Stimulated emission is widely observed for large numbers of photons and is the basis for the invention of the laser. However, this research takes it a step further by showing that stimulated emission can be observed for single photons. The scientists were able to measure the direct time delay between one photon and a pair of bound photons scattering off a single quantum dot, which is a type of artificially created atom.
This unprecedented milestone represents a significant step forward in the development of quantum technologies, which have the potential to revolutionize computing and communication.
“This opens the door to the manipulation of what we can call ‘quantum light’,” remarks lead author Dr. Sahand Mahmoodian.
“This fundamental science opens the pathway for advances in quantum-enhanced measurement techniques and photonic quantum computing.”
More than a hundred years ago, scientists made a groundbreaking discovery about light that changed our understanding of it forever. By observing how light interacted with matter, they realized that it was neither solely a beam of particles nor solely a wave pattern of energy. Instead, light exhibited both characteristics, a phenomenon known as wave-particle duality.
Since then, the study of how light interacts with matter has continued to captivate scientists and spark the human imagination. This research has not only enriched our understanding of the universe at a fundamental level but also led to practical applications with powerful implications.
From the way light travels through the vast expanses of the interstellar medium to the development of the laser, the study of light is a critical field with significant practical uses. Without this research, practically all modern technology that we take for granted today – including mobile phones, global communication networks, computers, GPS, and modern medical imaging – would be impossible.
The use of light in communication, specifically through optic fibers, offers a significant advantage over other methods because photons, the packets of light energy, do not interact with each other easily. This feature enables the transfer of information at the speed of light with minimal distortion.

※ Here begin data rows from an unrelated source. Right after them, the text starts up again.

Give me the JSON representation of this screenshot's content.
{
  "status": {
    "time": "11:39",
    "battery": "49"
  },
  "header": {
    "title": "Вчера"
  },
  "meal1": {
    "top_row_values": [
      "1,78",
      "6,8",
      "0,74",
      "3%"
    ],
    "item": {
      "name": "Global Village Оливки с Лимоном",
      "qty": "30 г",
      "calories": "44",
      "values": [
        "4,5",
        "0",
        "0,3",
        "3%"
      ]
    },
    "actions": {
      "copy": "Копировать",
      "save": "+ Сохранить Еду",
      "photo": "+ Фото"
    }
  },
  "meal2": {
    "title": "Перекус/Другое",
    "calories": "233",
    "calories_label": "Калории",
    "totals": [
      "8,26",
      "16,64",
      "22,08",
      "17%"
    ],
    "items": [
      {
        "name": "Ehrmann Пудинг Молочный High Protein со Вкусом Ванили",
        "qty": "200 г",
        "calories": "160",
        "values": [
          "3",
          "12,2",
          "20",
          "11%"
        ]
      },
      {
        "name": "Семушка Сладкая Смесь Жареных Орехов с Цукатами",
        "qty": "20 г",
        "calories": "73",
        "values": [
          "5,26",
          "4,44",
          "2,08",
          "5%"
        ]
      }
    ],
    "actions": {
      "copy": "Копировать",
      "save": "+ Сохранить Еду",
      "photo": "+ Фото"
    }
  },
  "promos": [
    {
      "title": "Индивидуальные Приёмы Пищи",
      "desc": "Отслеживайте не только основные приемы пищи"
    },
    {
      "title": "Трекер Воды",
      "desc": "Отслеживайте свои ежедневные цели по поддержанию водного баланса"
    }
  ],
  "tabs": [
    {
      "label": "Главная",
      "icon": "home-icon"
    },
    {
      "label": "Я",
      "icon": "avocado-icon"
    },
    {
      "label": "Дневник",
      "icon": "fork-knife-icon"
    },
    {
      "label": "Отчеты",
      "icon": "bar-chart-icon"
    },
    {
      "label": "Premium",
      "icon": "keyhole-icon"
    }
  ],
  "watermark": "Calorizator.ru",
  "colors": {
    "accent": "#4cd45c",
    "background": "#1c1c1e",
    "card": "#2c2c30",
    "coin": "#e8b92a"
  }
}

However, there are instances where we need light to interact with other particles. This situation poses a challenge.
For example, interferometers use light to measure small changes in distance, and these instruments have become a common sight in modern advanced medical imaging. They are also used for more mundane tasks such as quality control checks on milk or for sophisticated instruments like LIGO, which detected gravitational waves for the first time in 2015.
The sensitivity of such devices is subject to constraints imposed by the laws of quantum mechanics. These constraints depend on both the average number of photons present in the measuring device and the degree of sensitivity that can be achieved. Notably, the limits differ for classical laser light as compared to quantum light.
“The device we built,” says lead author Dr. Nathasha, “induced such strong interactions between photons that we were able to observe the difference between one photon interacting with it compared to two.
“We observed that one photon was delayed by a longer time compared to two photons. With this really strong photon-photon interaction, the two photons become entangled in the form of what is called a two-photon bound state.”
In principle, quantum light has an advantage over other forms of light, as it can enable more precise and sensitive measurements while using fewer photons. This can be especially valuable in biological microscopy, where high light intensities can harm samples and the features under examination may be extremely small.
“By demonstrating that we can identify and manipulate photon-bound states, we have taken a vital first step towards harnessing quantum light for practical use,” adds Dr. Mahmoodian.
“The next steps in my research are to see how this approach can be used to generate states of light that are useful for fault-tolerant quantum computing, which is being pursued by multimillion dollar companies, such as PsiQuantum and Xanadu.”
“This experiment is beautiful, not only because it validates a fundamental effect – stimulated emission – at its ultimate limit,” remarks Dr. Tomm, “but it also represents a huge technological step towards advanced applications.
“We can apply the same principles to develop more-efficient devices that give us photon bound states. This is very promising for applications in a wide range of areas: from biology to advanced manufacturing and quantum information processing.”
The University of Basel, Leibniz University Hannover, the University of Sydney, and Ruhr University Bochum collaborated on the research project. Dr. Natasha Tomm of the University of Basel and Dr. Sahand Mahmoodian of the University of Sydney, where he serves as an Australian Research Council Future Fellow and Senior Lecturer, are the lead authors. The quantum dots, or artificial atoms, used in the experiment were produced at Bochum and employed in the Nano-Photonics Group at the University of Basel. Theoretical work related to the discovery was conducted by Dr. Mahmoodian at the University of Sydney and Leibniz University Hannover.